Grass Isn’t Always Greener | Friar Reflections | The Fourth Sunday of Lent

Dear parishioners,

This weekend we celebrate the fourth Sunday of Lent, and the theme for our reflection centers upon love and forgiveness, as presented to us in the gospel of Luke.

The parable of the Prodigal Son is a story about God’s unconditional love and forgiveness for all of us. It is a story of mercy, compassion, and unwavering love, despite our faults, failings, and weaknesses.

It is a story of a man who left his home, his father, and his family, taking all his inheritance in search of happiness and fulfillment in life. The only problem was that he thought he could find happiness in what the parable calls a “life of debauchery.” As we learned from this parable, the Prodigal Son tried to find happiness by satisfying his every desire, whether moral or immoral. This eventually led him to living as a farmhand, feeding pigs and being treated poorly by others. Coming to his senses, we are told that he returned home, asking his father for forgiveness, to which his father embraces him and welcomes him back with open arms.

However, we also see the reaction of the older brother, who finding out that his younger brother has returned home asking forgiveness from his father for living an immoral life, is enthusiastically welcomed by his father, who celebrates his return with a banquet.

Being always obedient to his father, the older son becomes angry because he believed he has been treated unfairly. The father reminds his older son that all he has belongs to him, but his brother, who was dead to sin, has now come “back to life.”
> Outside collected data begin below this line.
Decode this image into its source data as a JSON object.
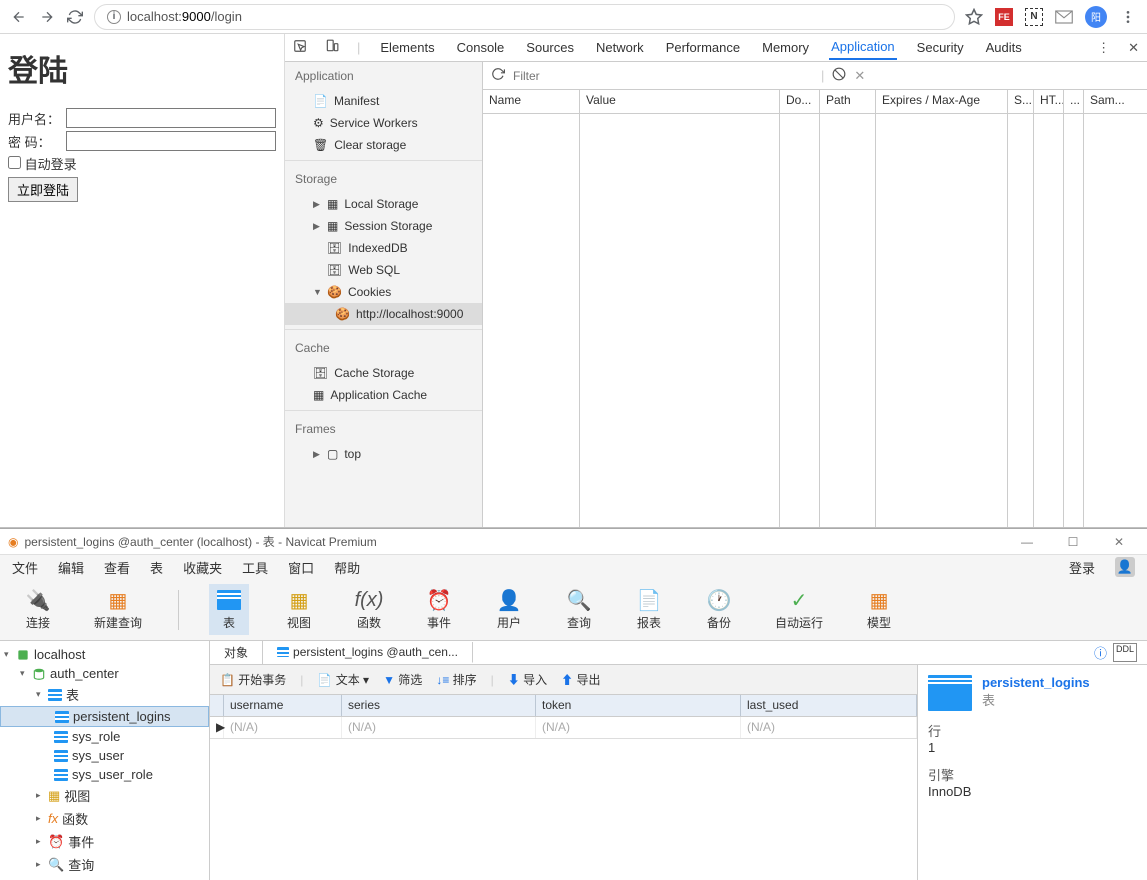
{
  "browser": {
    "url_host": "localhost:",
    "url_port": "9000",
    "url_path": "/login"
  },
  "page": {
    "heading": "登陆",
    "label_user": "用户名：",
    "label_pass": "密   码：",
    "checkbox": "自动登录",
    "submit": "立即登陆"
  },
  "devtools": {
    "tabs": [
      "Elements",
      "Console",
      "Sources",
      "Network",
      "Performance",
      "Memory",
      "Application",
      "Security",
      "Audits"
    ],
    "active_tab": "Application",
    "side": {
      "app_head": "Application",
      "manifest": "Manifest",
      "sw": "Service Workers",
      "clear": "Clear storage",
      "storage_head": "Storage",
      "local": "Local Storage",
      "session": "Session Storage",
      "idb": "IndexedDB",
      "websql": "Web SQL",
      "cookies": "Cookies",
      "cookie_origin": "http://localhost:9000",
      "cache_head": "Cache",
      "cache_storage": "Cache Storage",
      "app_cache": "Application Cache",
      "frames_head": "Frames",
      "top": "top"
    },
    "filter_placeholder": "Filter",
    "cols": {
      "name": "Name",
      "value": "Value",
      "do": "Do...",
      "path": "Path",
      "exp": "Expires / Max-Age",
      "s": "S...",
      "ht": "HT...",
      "dots": "...",
      "sam": "Sam..."
    }
  },
  "navicat": {
    "title": "persistent_logins @auth_center (localhost) - 表 - Navicat Premium",
    "menu": [
      "文件",
      "编辑",
      "查看",
      "表",
      "收藏夹",
      "工具",
      "窗口",
      "帮助"
    ],
    "login": "登录",
    "tools": {
      "conn": "连接",
      "newq": "新建查询",
      "table": "表",
      "view": "视图",
      "func": "函数",
      "event": "事件",
      "user": "用户",
      "query": "查询",
      "report": "报表",
      "backup": "备份",
      "auto": "自动运行",
      "model": "模型"
    },
    "tree": {
      "localhost": "localhost",
      "auth_center": "auth_center",
      "tables": "表",
      "persistent_logins": "persistent_logins",
      "sys_role": "sys_role",
      "sys_user": "sys_user",
      "sys_user_role": "sys_user_role",
      "views": "视图",
      "funcs": "函数",
      "events": "事件",
      "queries": "查询"
    },
    "tabs": {
      "obj": "对象",
      "pl": "persistent_logins @auth_cen..."
    },
    "toolbar": {
      "begin": "开始事务",
      "text": "文本",
      "filter": "筛选",
      "sort": "排序",
      "import": "导入",
      "export": "导出"
    },
    "grid": {
      "username": "username",
      "series": "series",
      "token": "token",
      "last_used": "last_used",
      "na": "(N/A)"
    },
    "info": {
      "title": "persistent_logins",
      "type": "表",
      "rows_label": "行",
      "rows": "1",
      "engine_label": "引擎",
      "engine": "InnoDB"
    }
  }
}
The Return of the Prodigal Son, Rembrandt, 1667

You could argue the younger of the two sons mirrors the struggle today within society, and the emphasis we place upon success, money, power, and prestige. We live in a materialistic world, where the belief that money is all we need to be happy and successful in life – much like what the Prodigal Son believed. The reality is that in many ways we are facing a spiritual famine in our country and world at this time. Because of this spiritual famine, in some ways, we have ended up like the younger son, who eventually found himself caring for pigs. We see this in our day-to-day living, witnessing drug and
alcohol abuse, all kinds of fraud, theft, violence, murder, human trafficking, marital infidelity, priestly infidelity, the lust for power and control of others, and wars, like we’re seeing in Ukraine.

This passage from St. Luke’s gospel about the Prodigal Son on this fourth Sunday of Lent gives us all cause to stop and reflect upon the tender love, compassion, and mercy of our Heavenly Father. It also gives us the opportunity to reflect upon our own state in life and offers to us some very poignant questions for our meditation as we approach the midway point during this holy season.
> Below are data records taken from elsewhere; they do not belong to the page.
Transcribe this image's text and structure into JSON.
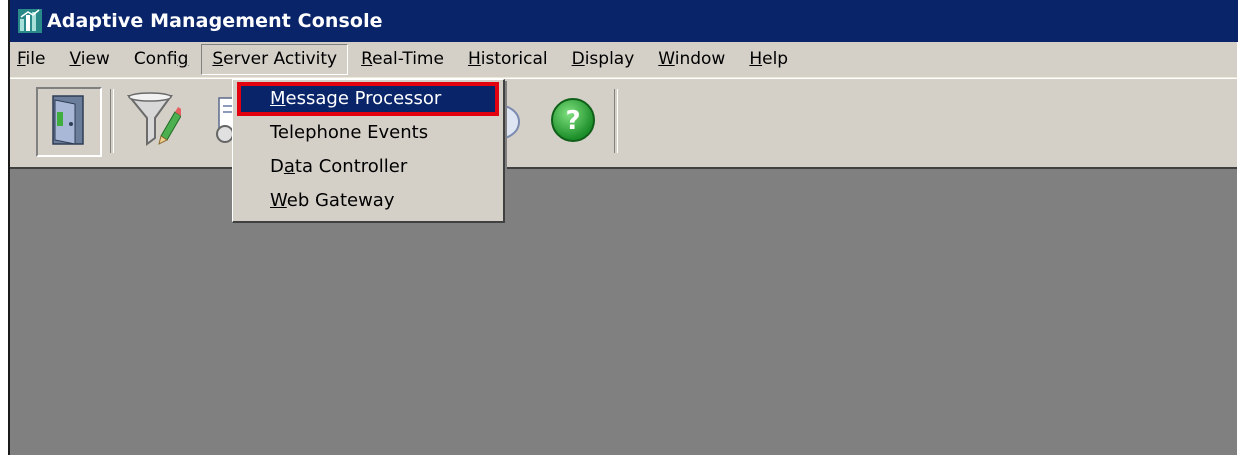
{
  "window": {
    "title": "Adaptive Management Console"
  },
  "menubar": {
    "items": [
      {
        "pre": "",
        "ul": "F",
        "post": "ile"
      },
      {
        "pre": "",
        "ul": "V",
        "post": "iew"
      },
      {
        "pre": "Confi",
        "ul": "g",
        "post": ""
      },
      {
        "pre": "",
        "ul": "S",
        "post": "erver Activity"
      },
      {
        "pre": "",
        "ul": "R",
        "post": "eal-Time"
      },
      {
        "pre": "",
        "ul": "H",
        "post": "istorical"
      },
      {
        "pre": "",
        "ul": "D",
        "post": "isplay"
      },
      {
        "pre": "",
        "ul": "W",
        "post": "indow"
      },
      {
        "pre": "",
        "ul": "H",
        "post": "elp"
      }
    ],
    "open_menu": "Server Activity"
  },
  "dropdown": {
    "items": [
      {
        "pre": "",
        "ul": "M",
        "post": "essage Processor",
        "selected": true
      },
      {
        "pre": "Telephone Events",
        "ul": "",
        "post": "",
        "selected": false
      },
      {
        "pre": "D",
        "ul": "a",
        "post": "ta Controller",
        "selected": false
      },
      {
        "pre": "",
        "ul": "W",
        "post": "eb Gateway",
        "selected": false
      }
    ]
  },
  "toolbar": {
    "buttons": [
      {
        "icon": "door-icon"
      },
      {
        "icon": "filter-edit-icon"
      },
      {
        "icon": "report-icon"
      },
      {
        "icon": "chat-icon"
      },
      {
        "icon": "help-icon"
      }
    ]
  },
  "colors": {
    "titlebar": "#0a246a",
    "chrome": "#d4d0c8",
    "workspace": "#808080",
    "highlight_border": "#e3000f"
  }
}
We must ask ourselves: “Am I compassionate towards others?” “Do I allow God and the Holy Spirit to guide my thoughts, words, and actions?” “Do I offer forgiveness to those who intentionally hurt me? “Do I repay evil with evil, or do I offer love in return?” We all live in a very volatile, hostile, and angry world. We live in a world where violence has become commonplace, and all too often at the expense of the innocent and the most vulnerable of society.
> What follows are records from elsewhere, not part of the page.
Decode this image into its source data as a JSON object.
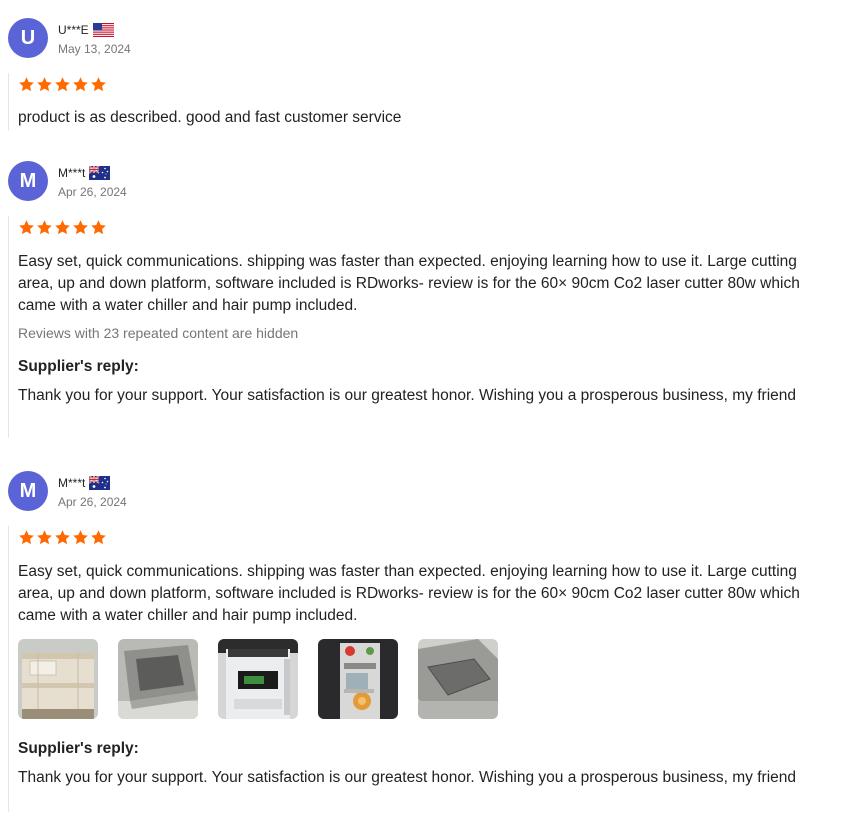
{
  "reviews": [
    {
      "avatar_letter": "U",
      "name": "U***E",
      "country_flag": "us-flag",
      "date": "May 13, 2024",
      "rating": 5,
      "text": "product is as described. good and fast customer service"
    },
    {
      "avatar_letter": "M",
      "name": "M***t",
      "country_flag": "au-flag",
      "date": "Apr 26, 2024",
      "rating": 5,
      "text": "Easy set, quick communications. shipping was faster than expected. enjoying learning how to use it. Large cutting area, up and down platform, software included is RDworks- review is for the 60× 90cm Co2 laser cutter 80w which came with a water chiller and hair pump included.",
      "hidden_note": "Reviews with 23 repeated content are hidden",
      "reply_title": "Supplier's reply:",
      "reply_text": "Thank you for your support. Your satisfaction is our greatest honor. Wishing you a prosperous business, my friend"
    },
    {
      "avatar_letter": "M",
      "name": "M***t",
      "country_flag": "au-flag",
      "date": "Apr 26, 2024",
      "rating": 5,
      "text": "Easy set, quick communications. shipping was faster than expected. enjoying learning how to use it. Large cutting area, up and down platform, software included is RDworks- review is for the 60× 90cm Co2 laser cutter 80w which came with a water chiller and hair pump included.",
      "photos": [
        "crate-photo",
        "laser-cutter-top-photo",
        "water-chiller-photo",
        "control-panel-photo",
        "laser-bed-photo"
      ],
      "reply_title": "Supplier's reply:",
      "reply_text": "Thank you for your support. Your satisfaction is our greatest honor. Wishing you a prosperous business, my friend"
    }
  ],
  "colors": {
    "avatar": "#5a64d7",
    "star": "#ff6a00",
    "muted": "#767676"
  }
}
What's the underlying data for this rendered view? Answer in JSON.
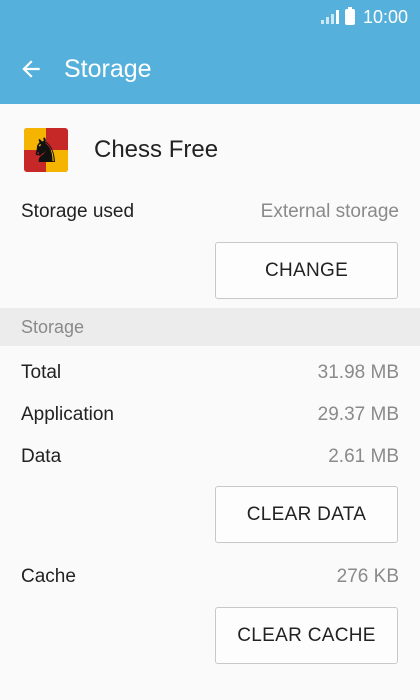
{
  "status_bar": {
    "time": "10:00"
  },
  "app_bar": {
    "title": "Storage"
  },
  "app": {
    "name": "Chess Free"
  },
  "storage_used": {
    "label": "Storage used",
    "value": "External storage",
    "change_label": "CHANGE"
  },
  "storage_section": {
    "header": "Storage",
    "rows": [
      {
        "label": "Total",
        "value": "31.98 MB"
      },
      {
        "label": "Application",
        "value": "29.37 MB"
      },
      {
        "label": "Data",
        "value": "2.61 MB"
      }
    ],
    "clear_data_label": "CLEAR DATA"
  },
  "cache": {
    "label": "Cache",
    "value": "276 KB",
    "clear_cache_label": "CLEAR CACHE"
  },
  "colors": {
    "accent": "#55b1db"
  },
  "icons": {
    "back": "arrow-left-icon",
    "app": "chess-knight-icon"
  }
}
I offer this reflection to you as we draw ever closer to the joyous feast of Easter. I invite all of you to join me in prayer, asking our Heavenly Father to bring peace to our troubled world, to help us to offer compassion and charity to those around us, and show all of us how to live in mutual respect and love towards all people.

There is an old saying “the grass always looks greener on the other side.” There  are many temptations in life, and many false voices that tempt us by saying “follow me” or “follow your desires and you will find happiness.” The best offer of happiness comes from God: “all I have is yours.” God, our Heavenly Father, is there waiting for us to come to him, waiting to embrace us and welcome us into His Heavenly banquet. Therefore I invite you for the remainder of Lent to make an effort to answer his invitation, and come home to the Lord. Let us in faith go into God’s house and enjoy His Heavenly banquet, for God is love, and whoever lives in love, lives in God and God in them.